In cyberpunk stories we then come across a stratum of characters so vivid and fully realized that some of them droop over into the territory of anti-heroes, which unfortunately makes them a bit un-memorable again. It may just be my advancing age, but I cannot recall the names of any characters penned by William Gibson or Bruce Sterling. Neal Stephenson rather amusingly named his hero protagonist Hiro Protagonist, and made him a pizza-delivery samurai.
At about this same time, complexity and moral ambiguity make a terrific impact on the characters in that brother genre of science fiction, superhero comics: Alan Moore’s THE WATCHMAN was a graphic novel in the true sense of the word, a novel as complex and rich as anything on the printed page, but told by means of illustrated panels.
Of all the authors listed as ‘essential’ I must award the most fully realized characters, the most realistic, human, and at the same time strange in the way only humans can be, to Gene Wolfe. No one has ever displayed a more masterful command of character’s voice. No character is simple, and none easily forgotten.

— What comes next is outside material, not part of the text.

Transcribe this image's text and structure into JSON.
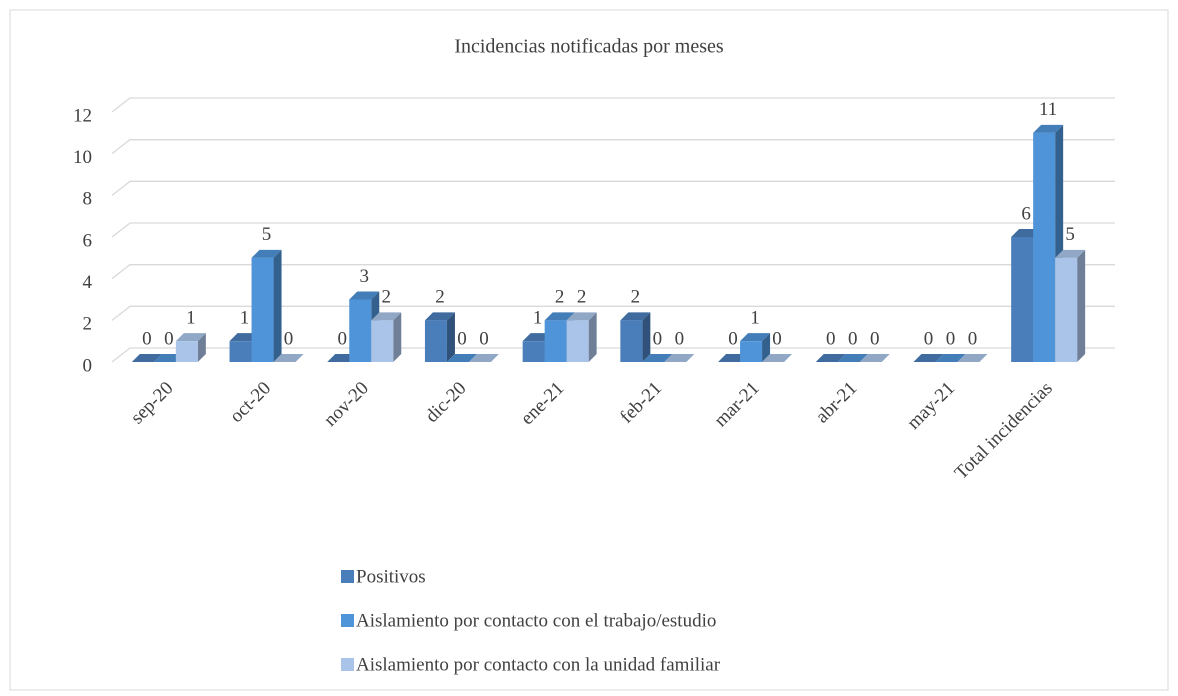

I will mention only a few: Severian the Torturer, who is exiled for the crime of pity, and haunted by a stolen relict from a higher universe; and Horn, who seeks across a vampire-infest world for a man who may or may not be himself, hating his own son yet loving his son’s unnatural impersonator; Patera Silk, perhaps the only convincing portrait of an extraordinarily good man I have ever write in any genre; and a convincing portrait of the extraordinarily unrepentant Bax Dun, the sorcerer in the empty house in a small town. Like the house itself, he is not what he seems, and is bigger on the inside than out.
As of the modern day, I would say the science fiction has shed its need for simplistic and un-memorable protagonists. Science fiction is the mainstream.